Он «приземлился» в БУРе не больше года назад и с первого дня работал поваром в лагерной столовке. Тех, кто корячится на подсобных работах в зонах, зовут «придурками», но Якута сразу зауважали, к тому же он оказался отменным доктором, по-лагерному – лепилой. К весне, когда блатной барак поголовно засопливел от сифилиса и лагерный врач Артур Наседкин объявил забастовку до подвоза лекарств, Якут вызвался помочь и стал лечить бубоны и застарелые язвы ртутью из градусников.
– Кто лечит ртутью, тот почти Бог! – повторял потрясенный Наседкин мудрость своего античного коллеги. Наседкин был взят еще «по делу врачей» за эксперименты с этой самой ртутью и ввиду общественной опасности своего деяния и оставался бессрочным сидельцем, вроде Звягинцева.
Ртуть Якут смешивал со слюной, и, по мнению зэков, целила не ртуть, а это «брение земное», и за Якутом ходила целая очередь с просьбой «плюнуть и растереть». Наседкин называл этот способ целительства «контактным методом» и, забросив медицинские справочники, погрузился в изучение феномена.
Абверовцы не могли нарадоваться на «ценный кадр». В руках у Якута все «горело», и в свою смену он обходился вовсе без помощников, а по вечерам даже устраивал небольшие концерты – стучал в вычищенные донца котлов, извлекая малиновые и сиреневые звоны. Дальше больше: шаманским звоном своих котлов Якут стал исцелять тяжкие стадии туберкулеза, и опешивший от нового чуда Наседкин стал посылать к нему тубиков из гнилого барака, списанных к тому времени со всех счетов. Да и самого дока Якут ухитрился вылечить от куриной слепоты. «Сый в глаза… все Божья роса», – загадочно посоветовал он, и Наседкин не замедлил последовать этому совету, хотя первоначально Якут имел в виду совсем другое. Он владел неким особым шифровальным ключом: сначала раскладывал слова на смысловые кирпичики, потом нумеровал, а после новой упорядоченной сборки слово или поговорка раскрывали свой настоящий смысл.

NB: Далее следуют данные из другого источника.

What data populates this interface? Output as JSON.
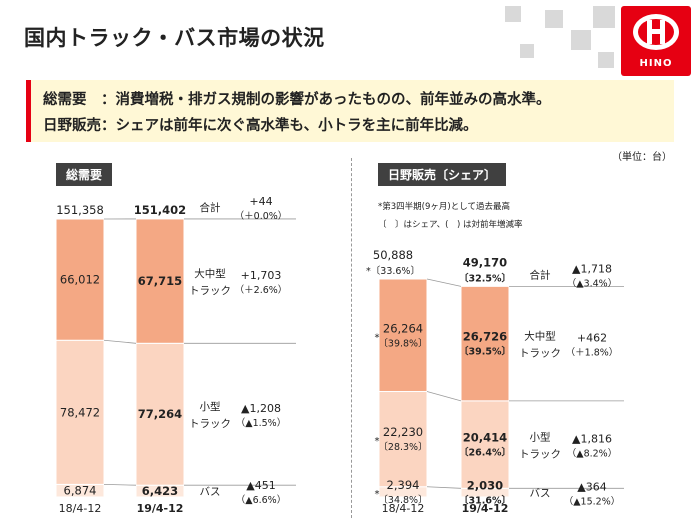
{
  "title": "国内トラック・バス市場の状況",
  "summary": [
    "総需要　：消費増税・排ガス規制の影響があったものの、前年並みの高水準。",
    "日野販売：シェアは前年に次ぐ高水準も、小トラを主に前年比減。"
  ],
  "unit_note": "（単位：台）",
  "logo_text": "HINO",
  "colors": {
    "large": "#f4a884",
    "small": "#fbd5c1",
    "bus": "#fde8dc",
    "accent": "#e60012"
  },
  "chart_data": [
    {
      "type": "bar",
      "stacked": true,
      "section_label": "総需要",
      "categories": [
        "18/4-12",
        "19/4-12"
      ],
      "series": [
        {
          "name": "大中型トラック",
          "label_lines": [
            "大中型",
            "トラック"
          ],
          "values": [
            66012,
            67715
          ],
          "display": [
            "66,012",
            "67,715"
          ],
          "change": "+1,703",
          "change_pct": "（＋2.6%）"
        },
        {
          "name": "小型トラック",
          "label_lines": [
            "小型",
            "トラック"
          ],
          "values": [
            78472,
            77264
          ],
          "display": [
            "78,472",
            "77,264"
          ],
          "change": "▲1,208",
          "change_pct": "（▲1.5%）"
        },
        {
          "name": "バス",
          "label_lines": [
            "バス"
          ],
          "values": [
            6874,
            6423
          ],
          "display": [
            "6,874",
            "6,423"
          ],
          "change": "▲451",
          "change_pct": "（▲6.6%）"
        }
      ],
      "totals": {
        "label": "合計",
        "values": [
          151358,
          151402
        ],
        "display": [
          "151,358",
          "151,402"
        ],
        "change": "+44",
        "change_pct": "（＋0.0%）"
      }
    },
    {
      "type": "bar",
      "stacked": true,
      "section_label": "日野販売〔シェア〕",
      "notes": [
        "*第3四半期(9ヶ月)として過去最高",
        "〔　〕はシェア、(　) は対前年増減率"
      ],
      "categories": [
        "18/4-12",
        "19/4-12"
      ],
      "series": [
        {
          "name": "大中型トラック",
          "label_lines": [
            "大中型",
            "トラック"
          ],
          "values": [
            26264,
            26726
          ],
          "display": [
            "26,264",
            "26,726"
          ],
          "share": [
            "〔39.8%〕",
            "〔39.5%〕"
          ],
          "star": [
            true,
            false
          ],
          "change": "+462",
          "change_pct": "（＋1.8%）"
        },
        {
          "name": "小型トラック",
          "label_lines": [
            "小型",
            "トラック"
          ],
          "values": [
            22230,
            20414
          ],
          "display": [
            "22,230",
            "20,414"
          ],
          "share": [
            "〔28.3%〕",
            "〔26.4%〕"
          ],
          "star": [
            true,
            false
          ],
          "change": "▲1,816",
          "change_pct": "（▲8.2%）"
        },
        {
          "name": "バス",
          "label_lines": [
            "バス"
          ],
          "values": [
            2394,
            2030
          ],
          "display": [
            "2,394",
            "2,030"
          ],
          "share": [
            "〔34.8%〕",
            "〔31.6%〕"
          ],
          "star": [
            true,
            false
          ],
          "change": "▲364",
          "change_pct": "（▲15.2%）"
        }
      ],
      "totals": {
        "label": "合計",
        "values": [
          50888,
          49170
        ],
        "display": [
          "50,888",
          "49,170"
        ],
        "share": [
          "〔33.6%〕",
          "〔32.5%〕"
        ],
        "star": [
          true,
          false
        ],
        "change": "▲1,718",
        "change_pct": "（▲3.4%）"
      }
    }
  ]
}
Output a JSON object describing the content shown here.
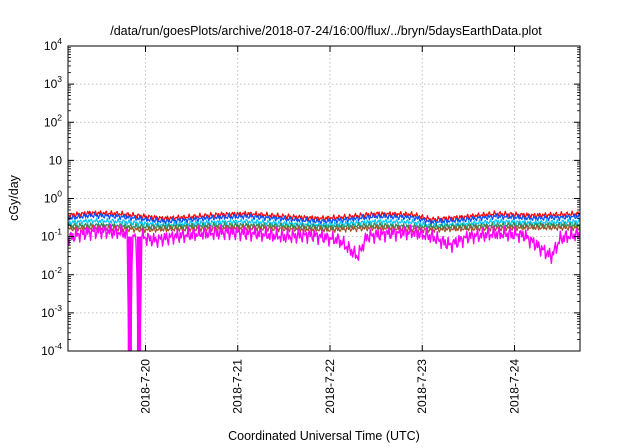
{
  "chart_data": {
    "type": "line",
    "title": "/data/run/goesPlots/archive/2018-07-24/16:00/flux/../bryn/5daysEarthData.plot",
    "xlabel": "Coordinated Universal Time (UTC)",
    "ylabel": "cGy/day",
    "yscale": "log",
    "ylim": [
      0.0001,
      10000
    ],
    "xlim": [
      19.16,
      24.71
    ],
    "grid": true,
    "y_ticks": [
      {
        "value": 0.0001,
        "base": "10",
        "exp": "-4"
      },
      {
        "value": 0.001,
        "base": "10",
        "exp": "-3"
      },
      {
        "value": 0.01,
        "base": "10",
        "exp": "-2"
      },
      {
        "value": 0.1,
        "base": "10",
        "exp": "-1"
      },
      {
        "value": 1,
        "base": "10",
        "exp": "0"
      },
      {
        "value": 10,
        "base": "10",
        "exp": ""
      },
      {
        "value": 100,
        "base": "10",
        "exp": "2"
      },
      {
        "value": 1000,
        "base": "10",
        "exp": "3"
      },
      {
        "value": 10000,
        "base": "10",
        "exp": "4"
      }
    ],
    "x_ticks": [
      {
        "value": 20,
        "label": "2018-7-20"
      },
      {
        "value": 21,
        "label": "2018-7-21"
      },
      {
        "value": 22,
        "label": "2018-7-22"
      },
      {
        "value": 23,
        "label": "2018-7-23"
      },
      {
        "value": 24,
        "label": "2018-7-24"
      }
    ],
    "x_unit": "day of July 2018 (UTC)",
    "series": [
      {
        "color": "#ff0000",
        "values": [
          [
            19.16,
            0.36
          ],
          [
            19.4,
            0.42
          ],
          [
            19.7,
            0.4
          ],
          [
            20.2,
            0.3
          ],
          [
            20.5,
            0.33
          ],
          [
            20.8,
            0.38
          ],
          [
            21.1,
            0.4
          ],
          [
            21.5,
            0.34
          ],
          [
            21.9,
            0.3
          ],
          [
            22.2,
            0.33
          ],
          [
            22.5,
            0.4
          ],
          [
            22.9,
            0.38
          ],
          [
            23.1,
            0.28
          ],
          [
            23.4,
            0.32
          ],
          [
            23.8,
            0.4
          ],
          [
            24.2,
            0.36
          ],
          [
            24.5,
            0.38
          ],
          [
            24.71,
            0.4
          ]
        ]
      },
      {
        "color": "#0050ff",
        "values": [
          [
            19.16,
            0.3
          ],
          [
            19.4,
            0.36
          ],
          [
            19.7,
            0.34
          ],
          [
            20.2,
            0.25
          ],
          [
            20.5,
            0.28
          ],
          [
            20.8,
            0.32
          ],
          [
            21.1,
            0.34
          ],
          [
            21.5,
            0.29
          ],
          [
            21.9,
            0.25
          ],
          [
            22.2,
            0.28
          ],
          [
            22.5,
            0.34
          ],
          [
            22.9,
            0.32
          ],
          [
            23.1,
            0.24
          ],
          [
            23.4,
            0.27
          ],
          [
            23.8,
            0.34
          ],
          [
            24.2,
            0.3
          ],
          [
            24.5,
            0.32
          ],
          [
            24.71,
            0.34
          ]
        ]
      },
      {
        "color": "#00c8ff",
        "values": [
          [
            19.16,
            0.23
          ],
          [
            19.4,
            0.26
          ],
          [
            19.7,
            0.25
          ],
          [
            20.2,
            0.2
          ],
          [
            20.5,
            0.22
          ],
          [
            20.8,
            0.24
          ],
          [
            21.1,
            0.25
          ],
          [
            21.5,
            0.22
          ],
          [
            21.9,
            0.2
          ],
          [
            22.2,
            0.22
          ],
          [
            22.5,
            0.25
          ],
          [
            22.9,
            0.24
          ],
          [
            23.1,
            0.19
          ],
          [
            23.4,
            0.21
          ],
          [
            23.8,
            0.25
          ],
          [
            24.2,
            0.23
          ],
          [
            24.5,
            0.24
          ],
          [
            24.71,
            0.25
          ]
        ]
      },
      {
        "color": "#2e8b57",
        "values": [
          [
            19.16,
            0.19
          ],
          [
            19.5,
            0.2
          ],
          [
            20.0,
            0.18
          ],
          [
            20.5,
            0.19
          ],
          [
            21.0,
            0.2
          ],
          [
            21.5,
            0.19
          ],
          [
            22.0,
            0.18
          ],
          [
            22.5,
            0.2
          ],
          [
            23.0,
            0.18
          ],
          [
            23.5,
            0.19
          ],
          [
            24.0,
            0.2
          ],
          [
            24.71,
            0.2
          ]
        ]
      },
      {
        "color": "#a0522d",
        "values": [
          [
            19.16,
            0.16
          ],
          [
            19.5,
            0.17
          ],
          [
            20.0,
            0.15
          ],
          [
            20.5,
            0.16
          ],
          [
            21.0,
            0.17
          ],
          [
            21.5,
            0.16
          ],
          [
            22.0,
            0.15
          ],
          [
            22.5,
            0.17
          ],
          [
            23.0,
            0.15
          ],
          [
            23.5,
            0.16
          ],
          [
            24.0,
            0.17
          ],
          [
            24.71,
            0.17
          ]
        ]
      },
      {
        "color": "#ff00ff",
        "values": [
          [
            19.16,
            0.09
          ],
          [
            19.3,
            0.12
          ],
          [
            19.5,
            0.14
          ],
          [
            19.7,
            0.13
          ],
          [
            19.8,
            0.12
          ],
          [
            19.82,
            0.0001
          ],
          [
            19.84,
            0.0001
          ],
          [
            19.86,
            0.12
          ],
          [
            19.9,
            0.11
          ],
          [
            19.92,
            0.0001
          ],
          [
            19.94,
            0.0001
          ],
          [
            19.96,
            0.1
          ],
          [
            20.1,
            0.08
          ],
          [
            20.3,
            0.1
          ],
          [
            20.6,
            0.12
          ],
          [
            20.9,
            0.13
          ],
          [
            21.2,
            0.12
          ],
          [
            21.5,
            0.1
          ],
          [
            21.8,
            0.11
          ],
          [
            22.0,
            0.09
          ],
          [
            22.1,
            0.08
          ],
          [
            22.3,
            0.03
          ],
          [
            22.4,
            0.1
          ],
          [
            22.6,
            0.12
          ],
          [
            22.9,
            0.13
          ],
          [
            23.1,
            0.1
          ],
          [
            23.3,
            0.06
          ],
          [
            23.5,
            0.1
          ],
          [
            23.8,
            0.12
          ],
          [
            24.1,
            0.11
          ],
          [
            24.4,
            0.03
          ],
          [
            24.5,
            0.09
          ],
          [
            24.71,
            0.12
          ]
        ]
      }
    ]
  }
}
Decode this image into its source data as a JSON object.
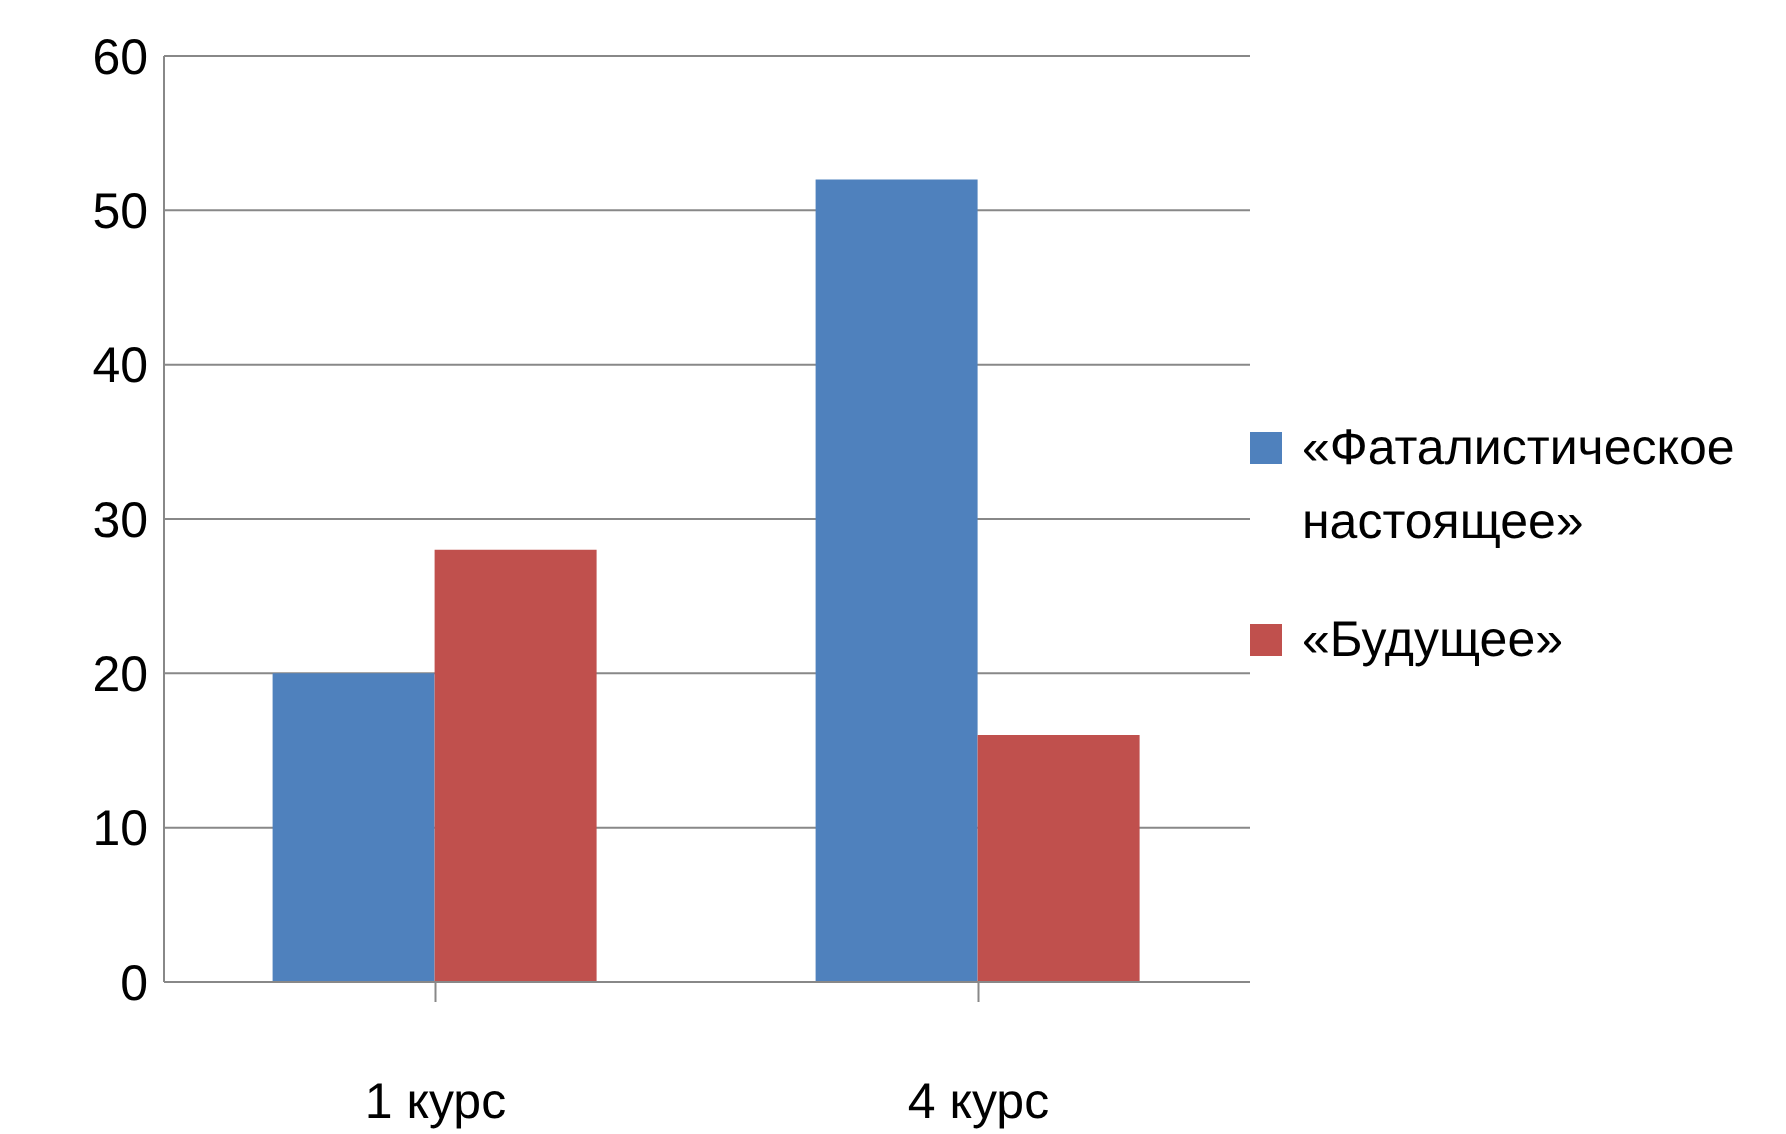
{
  "chart_data": {
    "type": "bar",
    "categories": [
      "1 курс",
      "4 курс"
    ],
    "series": [
      {
        "name": "«Фаталистическое настоящее»",
        "color": "#4f81bd",
        "values": [
          20,
          52
        ]
      },
      {
        "name": "«Будущее»",
        "color": "#c0504d",
        "values": [
          28,
          16
        ]
      }
    ],
    "ylim": [
      0,
      60
    ],
    "yticks": [
      0,
      10,
      20,
      30,
      40,
      50,
      60
    ],
    "grid": "y",
    "legend": "right"
  }
}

На зоне традиционно ненавидят и всячески гнобят фреев и выскочек, но за Якутом даже блатные признали наличие Божьей искры и негласно признали «положняком». Однако лагерное погоняло дали обычное, по самой броской примете; его раскосый прищур решил дело. Мягкий взгляд Якута напоминал взгляд ребенка: ласково вопрошающий и знающий так много, что Звягинцев робел и терялся перед этим молодым парнем.
– Эй, двуногое без перьев, отпусти старика! – прикрикнул Якут.
– Не гони! – угрожающе засопел Главшпан.
– Гонят олешек по тундре и дерьмо по трубам. А это Аристотель!